Tigar had ruled the policy could expose migrants to violence and abuse, deny their rights under international law, and return them to countries they were fleeing.

The appeals court ruled that Tigar’s order hadn’t considered whether a nationwide order was necessary and that there wasn’t enough evidence presented yet to conclude that it was. The court instructed Tigar to “further develop the record in support of a preliminary injunction” extending nationwide.

Judges Mark Bennett and Milan Smith voted to limit Tigar’s order. Judge A. Wallace Tashima dissented.

Tigar is a nominee of former President Barack Obama. Trump previously derided Tigar as an “Obama judge” after Tigar ruled against another set of asylum restrictions last year. That comment led to an unusual rebuke from Chief Justice John Roberts, who said the judiciary did not have “Obama judges or Clinton judges.”

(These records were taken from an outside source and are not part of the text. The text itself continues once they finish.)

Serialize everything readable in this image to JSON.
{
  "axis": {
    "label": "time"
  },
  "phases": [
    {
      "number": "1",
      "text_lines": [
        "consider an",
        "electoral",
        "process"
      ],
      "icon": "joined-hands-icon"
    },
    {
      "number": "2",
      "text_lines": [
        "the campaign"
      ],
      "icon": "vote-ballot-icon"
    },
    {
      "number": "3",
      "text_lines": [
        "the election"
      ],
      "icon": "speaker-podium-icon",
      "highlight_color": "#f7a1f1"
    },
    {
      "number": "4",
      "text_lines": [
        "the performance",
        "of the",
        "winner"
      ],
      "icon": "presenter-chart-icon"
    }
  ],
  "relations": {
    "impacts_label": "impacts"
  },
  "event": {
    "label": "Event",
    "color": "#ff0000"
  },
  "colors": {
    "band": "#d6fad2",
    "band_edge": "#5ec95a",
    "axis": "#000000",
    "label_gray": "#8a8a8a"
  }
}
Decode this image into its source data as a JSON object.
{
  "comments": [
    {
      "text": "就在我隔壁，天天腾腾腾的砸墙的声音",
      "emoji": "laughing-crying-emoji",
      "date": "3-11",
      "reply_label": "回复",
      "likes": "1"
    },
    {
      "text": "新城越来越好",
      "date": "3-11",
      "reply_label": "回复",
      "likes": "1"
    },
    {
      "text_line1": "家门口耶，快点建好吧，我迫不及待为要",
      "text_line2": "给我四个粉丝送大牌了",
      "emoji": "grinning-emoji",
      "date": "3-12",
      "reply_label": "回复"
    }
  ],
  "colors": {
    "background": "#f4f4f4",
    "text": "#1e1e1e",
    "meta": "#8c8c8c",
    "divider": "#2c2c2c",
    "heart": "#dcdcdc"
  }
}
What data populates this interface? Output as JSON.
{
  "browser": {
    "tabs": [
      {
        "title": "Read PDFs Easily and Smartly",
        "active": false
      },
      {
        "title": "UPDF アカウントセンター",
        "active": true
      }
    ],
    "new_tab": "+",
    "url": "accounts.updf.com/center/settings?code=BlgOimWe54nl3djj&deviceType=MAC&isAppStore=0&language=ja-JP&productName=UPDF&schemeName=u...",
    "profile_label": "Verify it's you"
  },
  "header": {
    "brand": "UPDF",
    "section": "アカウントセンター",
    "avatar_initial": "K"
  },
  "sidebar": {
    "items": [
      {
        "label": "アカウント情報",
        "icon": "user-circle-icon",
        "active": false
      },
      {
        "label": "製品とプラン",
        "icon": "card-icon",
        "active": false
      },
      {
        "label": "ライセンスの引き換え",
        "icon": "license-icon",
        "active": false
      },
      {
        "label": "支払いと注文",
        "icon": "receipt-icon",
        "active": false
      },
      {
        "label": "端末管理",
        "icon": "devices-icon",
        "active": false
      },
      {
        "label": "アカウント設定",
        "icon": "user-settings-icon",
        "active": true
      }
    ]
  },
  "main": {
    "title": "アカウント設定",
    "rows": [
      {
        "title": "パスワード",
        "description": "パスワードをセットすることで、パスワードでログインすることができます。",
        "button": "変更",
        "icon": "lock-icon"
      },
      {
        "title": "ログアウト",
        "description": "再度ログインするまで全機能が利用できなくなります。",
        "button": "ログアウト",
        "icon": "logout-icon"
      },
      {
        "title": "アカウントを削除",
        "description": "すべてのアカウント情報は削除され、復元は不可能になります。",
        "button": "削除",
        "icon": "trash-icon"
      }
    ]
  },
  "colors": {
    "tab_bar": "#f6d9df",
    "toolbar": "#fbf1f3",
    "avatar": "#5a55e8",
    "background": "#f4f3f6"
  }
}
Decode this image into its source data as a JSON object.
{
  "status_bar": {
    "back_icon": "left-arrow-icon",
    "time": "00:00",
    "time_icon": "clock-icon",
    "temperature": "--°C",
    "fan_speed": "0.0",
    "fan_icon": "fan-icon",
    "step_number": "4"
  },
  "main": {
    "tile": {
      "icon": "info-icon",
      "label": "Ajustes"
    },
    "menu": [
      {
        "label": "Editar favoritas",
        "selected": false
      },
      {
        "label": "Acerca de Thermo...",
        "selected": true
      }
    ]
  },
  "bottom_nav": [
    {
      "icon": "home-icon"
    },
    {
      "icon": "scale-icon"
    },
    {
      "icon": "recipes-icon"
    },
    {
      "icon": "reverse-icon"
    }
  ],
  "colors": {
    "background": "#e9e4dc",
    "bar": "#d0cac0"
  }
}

Trump nominated Bennett, while Smith was nominated by former President George W. Bush. Tashima was nominated by former President Bill Clinton.

The American Civil Liberties Union and other legal groups had sued the Trump administration after it announced the restrictions last month.

“We will continue fighting to end the ban entirely and permanently,” said Lee Gelernt, a lawyer for the ACLU.

The U.S. Department of Justice declined to comment.